Methods: BRFSS data were obtained for six states which implemented the optional general preparedness module from 2006 through 2008. Three dependent variables were analyzed including presence of 4 preparedness items (i.e. food, water, flashlight, radio), emergency evacuation plan, and 3-day supply of medication. Primary independent variables included perceived health status, disability status, and number of chronic diseases. Four multiple logistic regression models were generated to examine the independent associations between the health measures and the three dependent variables, respectively.

Results: Respondents with fair/poor perceived health had a lower odds of having all 4 preparedness items (OR=0.76, 95% CI = 0.65, 0.89) and an emergency evacuation plan (OR=0.89, 95% CI= 0.75, 1.04), and a higher odds of having a 3-day supply of prescription medication (OR=1.34, 95% CI= 1.03, 1.74) than respondents reporting excellent perceived health. Similar results were found among disabled respondents. Results varied for number of chronic diseases.

Conclusions: Vulnerable populations were generally less likely to have household preparedness items but more likely to have medication supplies than their counterparts. Public health officials should target these groups to increase disaster preparedness and researchers can examine why these groups are not prepared.

Learning Areas:


Learning Objectives:
Describe the level of disaster preparedness (natural or man-made) among medically vulnerable populations. Identify specific subgroups of the medically vulnerable population that are ill-prepared for disasters.

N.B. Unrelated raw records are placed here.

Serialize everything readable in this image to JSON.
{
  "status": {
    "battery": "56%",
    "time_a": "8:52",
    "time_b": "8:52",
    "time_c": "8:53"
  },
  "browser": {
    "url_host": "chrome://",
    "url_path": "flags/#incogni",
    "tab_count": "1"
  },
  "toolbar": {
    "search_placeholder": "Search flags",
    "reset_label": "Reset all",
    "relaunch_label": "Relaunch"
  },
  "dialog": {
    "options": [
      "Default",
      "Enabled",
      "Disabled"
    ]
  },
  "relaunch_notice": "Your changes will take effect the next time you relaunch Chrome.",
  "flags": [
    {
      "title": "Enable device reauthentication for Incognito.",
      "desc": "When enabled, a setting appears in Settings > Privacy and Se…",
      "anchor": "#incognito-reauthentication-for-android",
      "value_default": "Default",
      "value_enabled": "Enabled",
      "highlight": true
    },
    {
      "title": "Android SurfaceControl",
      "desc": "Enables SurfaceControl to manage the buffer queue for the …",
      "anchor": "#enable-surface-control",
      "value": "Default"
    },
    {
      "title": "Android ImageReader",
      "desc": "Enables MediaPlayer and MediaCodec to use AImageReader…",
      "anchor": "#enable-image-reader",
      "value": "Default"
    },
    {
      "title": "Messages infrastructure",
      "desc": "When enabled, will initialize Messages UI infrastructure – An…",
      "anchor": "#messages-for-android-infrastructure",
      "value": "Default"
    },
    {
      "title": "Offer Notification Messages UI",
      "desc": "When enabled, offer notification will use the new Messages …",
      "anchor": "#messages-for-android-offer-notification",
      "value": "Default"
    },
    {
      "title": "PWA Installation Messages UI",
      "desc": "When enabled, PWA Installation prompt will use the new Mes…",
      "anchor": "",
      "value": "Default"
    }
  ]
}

Keyword(s): Disasters, Chronic Diseases

Presenting author's disclosure statement:

Qualified on the content I am responsible for because: I have been the Principal Investigator on projects examining household disaster preparedness in the U.S. and have expertise in disaster epidemiology.
Any relevant financial relationships? No

I agree to comply with the American Public Health Association Conflict of Interest and Commercial Support Guidelines, and to disclose to the participants any off-label or experimental uses of a commercial product or service discussed in my presentation.